July 3, 2011 Oakland to Donner Summit
The camper is packed literally to the gills. We've emptied our Oakland house in preparation of receiving renters, and all the belongings we'll need for the next 12 month are piled into the truck. The boxes reach from the floor almost up to our sleeping bunk, with duffles filling the bathroom. With a bittersweet look over my shoulder I pull out of Grisborne ave and head east - and as Buzz Lightyear would say "to infinity and beyond". The holiday crowd has already departed, so we have the highway to ourselves and as we drive past Benicia a large V shaped flock of Snow Geese fly low across the road and honk to us, saying goodbye and safe travels. I see it as a good omen. By Auburn one hour later,, the pine scent of the Sierras has started to permeate the vehicle and I feel a euphoric peace, as I leave the burdens and anxiety of our City life behind.
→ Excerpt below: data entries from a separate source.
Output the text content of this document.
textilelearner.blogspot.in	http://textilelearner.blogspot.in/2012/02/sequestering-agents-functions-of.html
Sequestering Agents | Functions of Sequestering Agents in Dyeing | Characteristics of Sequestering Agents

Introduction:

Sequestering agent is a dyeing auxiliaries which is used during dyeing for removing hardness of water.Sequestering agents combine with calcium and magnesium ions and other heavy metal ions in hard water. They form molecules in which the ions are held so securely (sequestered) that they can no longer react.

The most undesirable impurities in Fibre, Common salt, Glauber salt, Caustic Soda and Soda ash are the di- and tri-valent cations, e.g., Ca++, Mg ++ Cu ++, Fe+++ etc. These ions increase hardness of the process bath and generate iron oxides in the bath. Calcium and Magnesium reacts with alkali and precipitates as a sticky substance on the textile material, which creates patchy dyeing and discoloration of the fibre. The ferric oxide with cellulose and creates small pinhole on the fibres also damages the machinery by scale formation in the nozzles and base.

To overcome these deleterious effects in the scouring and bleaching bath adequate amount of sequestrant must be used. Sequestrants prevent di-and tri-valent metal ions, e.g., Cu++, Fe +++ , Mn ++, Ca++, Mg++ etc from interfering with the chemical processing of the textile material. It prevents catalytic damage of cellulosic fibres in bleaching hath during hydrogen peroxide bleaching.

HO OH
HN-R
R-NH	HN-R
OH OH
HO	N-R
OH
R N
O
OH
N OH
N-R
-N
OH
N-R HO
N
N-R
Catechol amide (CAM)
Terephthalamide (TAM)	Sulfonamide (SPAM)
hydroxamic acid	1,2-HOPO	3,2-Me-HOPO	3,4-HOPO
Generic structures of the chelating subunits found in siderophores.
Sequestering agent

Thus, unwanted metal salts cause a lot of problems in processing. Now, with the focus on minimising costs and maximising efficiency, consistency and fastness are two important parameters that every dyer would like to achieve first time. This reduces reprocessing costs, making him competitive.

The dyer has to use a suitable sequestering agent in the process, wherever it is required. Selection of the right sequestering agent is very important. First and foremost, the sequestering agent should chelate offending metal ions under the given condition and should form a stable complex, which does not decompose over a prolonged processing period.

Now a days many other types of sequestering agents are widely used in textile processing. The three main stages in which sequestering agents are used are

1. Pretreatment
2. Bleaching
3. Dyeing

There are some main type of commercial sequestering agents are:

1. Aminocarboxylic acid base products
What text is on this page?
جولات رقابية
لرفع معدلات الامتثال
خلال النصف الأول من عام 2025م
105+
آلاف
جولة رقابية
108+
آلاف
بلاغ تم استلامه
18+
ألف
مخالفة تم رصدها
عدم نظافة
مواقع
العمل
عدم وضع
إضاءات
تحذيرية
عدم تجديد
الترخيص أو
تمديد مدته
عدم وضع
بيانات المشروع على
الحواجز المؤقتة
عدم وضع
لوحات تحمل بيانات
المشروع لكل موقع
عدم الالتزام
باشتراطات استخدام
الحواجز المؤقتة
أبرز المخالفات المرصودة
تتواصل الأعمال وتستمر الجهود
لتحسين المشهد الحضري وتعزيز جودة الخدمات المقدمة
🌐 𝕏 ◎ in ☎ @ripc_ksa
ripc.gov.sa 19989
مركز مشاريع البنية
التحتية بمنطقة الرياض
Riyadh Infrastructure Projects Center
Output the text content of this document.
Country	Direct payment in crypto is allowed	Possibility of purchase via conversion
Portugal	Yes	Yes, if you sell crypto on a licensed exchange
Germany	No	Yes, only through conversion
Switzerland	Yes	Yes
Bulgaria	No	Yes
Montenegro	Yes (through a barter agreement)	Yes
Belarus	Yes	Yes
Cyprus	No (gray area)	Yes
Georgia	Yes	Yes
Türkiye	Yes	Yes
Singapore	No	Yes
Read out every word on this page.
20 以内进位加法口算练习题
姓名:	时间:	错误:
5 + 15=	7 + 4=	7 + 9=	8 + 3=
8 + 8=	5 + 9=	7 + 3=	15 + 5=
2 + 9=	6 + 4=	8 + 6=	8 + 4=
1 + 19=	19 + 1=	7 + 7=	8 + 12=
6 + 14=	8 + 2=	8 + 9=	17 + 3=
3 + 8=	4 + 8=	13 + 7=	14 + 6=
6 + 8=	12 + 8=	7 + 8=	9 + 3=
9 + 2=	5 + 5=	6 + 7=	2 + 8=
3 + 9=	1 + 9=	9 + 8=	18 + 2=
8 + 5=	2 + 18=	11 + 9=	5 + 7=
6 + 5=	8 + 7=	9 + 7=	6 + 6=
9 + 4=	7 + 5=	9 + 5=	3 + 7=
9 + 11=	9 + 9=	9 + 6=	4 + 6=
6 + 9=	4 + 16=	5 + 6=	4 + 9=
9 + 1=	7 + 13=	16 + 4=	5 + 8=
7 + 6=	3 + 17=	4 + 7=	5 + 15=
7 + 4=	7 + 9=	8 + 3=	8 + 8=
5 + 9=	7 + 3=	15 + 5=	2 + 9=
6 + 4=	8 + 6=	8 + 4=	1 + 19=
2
I did not even realize I had this glaze over my awareness until I feel my gaze clarify with the brightening of the mountain air. While traveling, our chores of daily living take on a new pace and enjoyment, and the long list of tasks for house renovation is long forgotten. There are operational chores to take care of as we roam, but their proportion of our waking energy is far reduced from that which we experience at home in Oakland.
Once in Serene Lakes, we carefully stow all our stuff in one bay of the garage of our new rented house on West Shore Drive, organizing things by how we think the cold concrete floor may effect them over the three month period between now, and when we'll return to actually unpack them into the house above. The snow piles are still deep between houses, and the phone service has yet to be restored after many of the phone lines were damaged in the early April snow monsoons. With a far lighter load, we depart, and head to Sugarbowl for one least day of skiing in this remarkable season.
The morning breaks clear, and warm, and the temperature rapidly climbs from the mid-50's to the 70's. A skeleton crew of patrollers gather at our usual meeting time and discuss how we'll prepare the mountain for this last onslaught of skiers before the long overdue summer recess. With creeks cascading down the middle of some runs, and sink holes opening unexpectently on others, and with some run outs blocked by fallen trees and exposed avalanche debris blocking others, it would be impossible to mark all of the hazards. Instead, the resort opts to have all skiers sign a waiver before boarding the lift advising them of unmarked hazards and to ski conservatively. The snow was great, with a ball bearing consistency. The sun cups were mild on the open slopes, and non-existent on the north facing pitches. The views from the mountaintop were exceptional with newly exposed rock faces present now, where all winter they had been concealed beneath a blanket of snow. As the temperature rose with the sun the snow became sloppier, and by 12:00, the surface was pudding along with the muscles of my legs, unaccustomed to the firm grasp of the rigid boots. Luckily, this is when the resort shut, and shorts clad patrons, in flip flops carried their equipment back to the lot as a final explosion from some avalanche control ordinance sounded to mark the completion of a ski season that had started at Thanksgiving.